When the technocrats expect that the national and regional watchdog agencies they have devised -- highly centralized mutual funds and banks -- will do a better job searching out opportunities and acting on them than will stakeholders working close to the action, then the experts "have failed in their understanding of the core elements of a market economy," he wrote. Thus did Stiglitz sum up the various objections to shock therapy-tactics that had first been raised a decade before.

Was Russia really a debacle? Is China really a success? These are monumentally complicated questions. Witness the fact that it was from China's Guangdong Province that the frightening new respiratory disease known as SARS escaped -- because political commissars declined to heed the advice that medical doctors were giving. Previously Guangdong was the Chinese Communist Party's shining example of the success that comes when economic change precedes political change. Will it now become a symbol of the perils of that arise when the old top-down order-keeping political institutions remain in power?

It will take many years before these big questions can be answered with any certainty. But already more balanced critiques by cooler heads have begun to appear. As far back as 1995, Maryland's Murrell memorably sifted the claims for shock therapy in "The Transition According to Cambridge, Mass.," in the Journal of Economic Literature. And in a recent issue of the Journal of Economic Perspectives, Berkeley political economist Roland surveys the scene last year (a working paper version is posted on his Web site) and concluded that "Economists have often gone astray in their analysis of transition factors by examining only economic factors and ignoring deep institutional transformations." Already a shift in their thinking has taken place, he writes, away from markets and price theory in favor of thinking about the legal, social and political environment in which promises are made.

That doesn't mean we can afford to wait. All these issues are on the table in Iraq, where for fifty years almost everything that wasn't run by a family firm was owned by the government (itself a kind of family firm). So who is giving advice to the White House on the economic transition in Iraq?

Interestingly, many of the key figures in the Bush administration have their own experiences of shock therapy -- at one point or another in the course the quarter-century restructuring of the American economy that began with the "May Day" deregulation of Wall Street in 1975. Dick Cheney ran an energy services company, Donald Rumsfeld a pharmaceutical house, Bush himself sought to make money in oil and gas.
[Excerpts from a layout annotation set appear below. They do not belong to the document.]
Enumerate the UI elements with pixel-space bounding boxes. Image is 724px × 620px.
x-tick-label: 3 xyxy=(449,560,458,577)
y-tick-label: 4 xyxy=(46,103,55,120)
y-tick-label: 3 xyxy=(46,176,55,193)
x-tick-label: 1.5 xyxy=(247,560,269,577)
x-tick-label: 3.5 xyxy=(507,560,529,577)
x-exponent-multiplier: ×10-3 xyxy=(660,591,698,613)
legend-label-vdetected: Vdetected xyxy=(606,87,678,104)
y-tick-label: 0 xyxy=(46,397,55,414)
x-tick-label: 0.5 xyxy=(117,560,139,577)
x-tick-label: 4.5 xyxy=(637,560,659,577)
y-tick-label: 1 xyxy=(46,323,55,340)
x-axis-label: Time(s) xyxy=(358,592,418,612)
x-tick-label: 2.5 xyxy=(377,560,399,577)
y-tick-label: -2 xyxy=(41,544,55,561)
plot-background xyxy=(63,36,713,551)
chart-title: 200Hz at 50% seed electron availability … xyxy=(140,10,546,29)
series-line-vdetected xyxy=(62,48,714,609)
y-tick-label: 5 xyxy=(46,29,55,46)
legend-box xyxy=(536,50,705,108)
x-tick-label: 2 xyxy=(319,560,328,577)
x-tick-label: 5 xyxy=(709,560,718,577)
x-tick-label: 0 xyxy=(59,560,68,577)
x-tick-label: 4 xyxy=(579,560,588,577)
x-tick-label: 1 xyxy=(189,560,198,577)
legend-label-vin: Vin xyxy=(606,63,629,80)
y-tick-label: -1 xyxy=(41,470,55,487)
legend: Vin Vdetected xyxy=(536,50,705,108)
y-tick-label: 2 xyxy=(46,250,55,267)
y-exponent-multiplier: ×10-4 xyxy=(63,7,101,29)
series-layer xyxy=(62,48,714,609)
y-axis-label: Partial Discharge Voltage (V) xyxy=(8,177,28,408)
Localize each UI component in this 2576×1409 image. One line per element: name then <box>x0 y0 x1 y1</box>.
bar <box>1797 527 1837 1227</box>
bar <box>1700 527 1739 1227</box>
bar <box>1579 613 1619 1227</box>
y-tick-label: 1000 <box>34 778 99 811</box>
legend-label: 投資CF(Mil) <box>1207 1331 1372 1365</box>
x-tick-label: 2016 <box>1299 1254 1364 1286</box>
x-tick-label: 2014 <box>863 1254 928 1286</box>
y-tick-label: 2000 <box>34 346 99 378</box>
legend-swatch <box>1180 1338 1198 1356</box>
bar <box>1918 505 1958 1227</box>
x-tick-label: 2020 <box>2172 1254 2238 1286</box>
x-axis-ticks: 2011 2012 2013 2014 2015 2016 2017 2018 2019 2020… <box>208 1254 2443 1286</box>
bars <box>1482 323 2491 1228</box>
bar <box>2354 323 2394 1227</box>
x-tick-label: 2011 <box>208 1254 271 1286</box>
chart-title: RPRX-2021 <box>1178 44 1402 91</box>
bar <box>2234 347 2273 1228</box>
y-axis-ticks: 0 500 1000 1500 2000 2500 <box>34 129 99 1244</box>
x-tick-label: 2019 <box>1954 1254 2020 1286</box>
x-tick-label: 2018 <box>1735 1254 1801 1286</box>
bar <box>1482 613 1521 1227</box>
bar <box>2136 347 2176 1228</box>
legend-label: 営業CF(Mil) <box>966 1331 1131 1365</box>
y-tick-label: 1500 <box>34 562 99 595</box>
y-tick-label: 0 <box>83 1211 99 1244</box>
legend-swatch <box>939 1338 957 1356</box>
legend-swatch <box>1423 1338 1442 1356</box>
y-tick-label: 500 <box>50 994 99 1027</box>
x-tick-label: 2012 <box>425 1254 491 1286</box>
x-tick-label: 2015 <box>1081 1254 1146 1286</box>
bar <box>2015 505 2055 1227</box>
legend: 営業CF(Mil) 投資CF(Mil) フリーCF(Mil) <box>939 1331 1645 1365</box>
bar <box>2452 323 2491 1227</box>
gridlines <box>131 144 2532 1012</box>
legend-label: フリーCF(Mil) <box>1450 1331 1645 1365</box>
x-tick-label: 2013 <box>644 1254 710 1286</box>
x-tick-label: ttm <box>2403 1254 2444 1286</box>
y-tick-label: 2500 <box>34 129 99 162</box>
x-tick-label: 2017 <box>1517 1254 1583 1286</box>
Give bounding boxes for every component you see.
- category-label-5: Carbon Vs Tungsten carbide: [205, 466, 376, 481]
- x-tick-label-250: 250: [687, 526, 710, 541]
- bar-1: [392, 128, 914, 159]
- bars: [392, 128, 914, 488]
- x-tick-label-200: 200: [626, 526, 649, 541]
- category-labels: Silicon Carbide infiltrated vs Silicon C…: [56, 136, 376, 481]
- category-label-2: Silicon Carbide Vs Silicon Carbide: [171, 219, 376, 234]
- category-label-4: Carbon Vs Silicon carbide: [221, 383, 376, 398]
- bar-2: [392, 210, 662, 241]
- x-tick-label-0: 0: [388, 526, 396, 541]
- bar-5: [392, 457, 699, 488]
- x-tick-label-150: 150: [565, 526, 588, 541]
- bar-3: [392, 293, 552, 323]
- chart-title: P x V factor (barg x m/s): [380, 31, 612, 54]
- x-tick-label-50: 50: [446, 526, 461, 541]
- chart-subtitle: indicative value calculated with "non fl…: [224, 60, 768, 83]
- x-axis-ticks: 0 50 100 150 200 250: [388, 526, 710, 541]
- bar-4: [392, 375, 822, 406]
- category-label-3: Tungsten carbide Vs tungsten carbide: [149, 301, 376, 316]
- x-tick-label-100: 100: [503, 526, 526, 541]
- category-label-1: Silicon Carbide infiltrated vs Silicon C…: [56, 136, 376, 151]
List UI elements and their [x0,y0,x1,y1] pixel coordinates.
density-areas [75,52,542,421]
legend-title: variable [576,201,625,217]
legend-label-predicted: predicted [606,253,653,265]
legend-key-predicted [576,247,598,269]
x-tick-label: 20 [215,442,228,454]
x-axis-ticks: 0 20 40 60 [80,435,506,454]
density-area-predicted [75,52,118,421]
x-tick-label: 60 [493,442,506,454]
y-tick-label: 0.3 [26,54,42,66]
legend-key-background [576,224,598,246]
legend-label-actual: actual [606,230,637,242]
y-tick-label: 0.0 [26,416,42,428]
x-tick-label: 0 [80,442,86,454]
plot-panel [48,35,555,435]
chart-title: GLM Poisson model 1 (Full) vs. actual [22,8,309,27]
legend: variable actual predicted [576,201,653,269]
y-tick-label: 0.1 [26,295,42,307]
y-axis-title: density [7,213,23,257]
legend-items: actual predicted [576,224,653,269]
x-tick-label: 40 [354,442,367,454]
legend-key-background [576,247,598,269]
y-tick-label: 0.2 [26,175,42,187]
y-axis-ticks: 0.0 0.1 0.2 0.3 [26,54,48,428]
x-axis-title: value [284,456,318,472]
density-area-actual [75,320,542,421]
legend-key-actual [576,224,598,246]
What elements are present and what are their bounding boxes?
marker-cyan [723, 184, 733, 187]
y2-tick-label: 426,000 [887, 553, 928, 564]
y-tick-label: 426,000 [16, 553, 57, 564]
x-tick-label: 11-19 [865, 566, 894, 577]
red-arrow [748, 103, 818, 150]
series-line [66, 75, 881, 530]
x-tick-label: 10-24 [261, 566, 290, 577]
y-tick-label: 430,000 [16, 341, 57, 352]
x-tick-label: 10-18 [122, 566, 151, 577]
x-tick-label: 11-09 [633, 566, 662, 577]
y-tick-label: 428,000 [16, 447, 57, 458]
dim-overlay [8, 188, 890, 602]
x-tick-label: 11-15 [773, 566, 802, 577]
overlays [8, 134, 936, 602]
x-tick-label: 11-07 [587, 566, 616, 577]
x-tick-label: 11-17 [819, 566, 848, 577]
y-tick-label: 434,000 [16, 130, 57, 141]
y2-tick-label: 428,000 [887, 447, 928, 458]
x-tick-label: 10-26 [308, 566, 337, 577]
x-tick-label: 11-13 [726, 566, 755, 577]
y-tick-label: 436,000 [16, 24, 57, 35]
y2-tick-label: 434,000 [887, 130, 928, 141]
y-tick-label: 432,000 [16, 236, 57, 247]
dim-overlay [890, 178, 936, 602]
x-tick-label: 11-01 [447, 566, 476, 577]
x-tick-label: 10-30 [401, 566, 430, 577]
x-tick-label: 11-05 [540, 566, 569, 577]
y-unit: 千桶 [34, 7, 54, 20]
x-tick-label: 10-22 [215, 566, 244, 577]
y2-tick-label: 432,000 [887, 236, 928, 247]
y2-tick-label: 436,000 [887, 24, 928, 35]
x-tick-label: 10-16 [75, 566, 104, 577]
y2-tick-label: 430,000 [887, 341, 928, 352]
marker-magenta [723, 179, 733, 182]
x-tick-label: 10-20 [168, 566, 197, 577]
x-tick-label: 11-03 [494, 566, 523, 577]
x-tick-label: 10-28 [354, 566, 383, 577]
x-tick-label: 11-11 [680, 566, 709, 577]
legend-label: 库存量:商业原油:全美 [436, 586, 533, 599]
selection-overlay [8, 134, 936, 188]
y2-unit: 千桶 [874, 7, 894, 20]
These policymakers don't need economists to inform their innermost convictions about building and dismantling incentive systems.

So pay close attention to what is going on now. Perhaps the most interesting portent to emerge so far is the phenomenon of US Marines working closely with Iraqi police to re-establish order in the cities. The design of a new national oil company will provide more clues.

So far, the American occupation of Iraq seems to resemble more nearly that of Germany than anything that happened in the 1990s. Perhaps that is inevitable. After all, a war was required to displace Saddam Hussein. Still, wouldn't be ironic if the relatively close-quarters, gradualist approach to reconstruction that underlay the Marshall Plan, dismissed by President Bush in 1989, turned out to be the strategy that his son quietly embraced in 2003?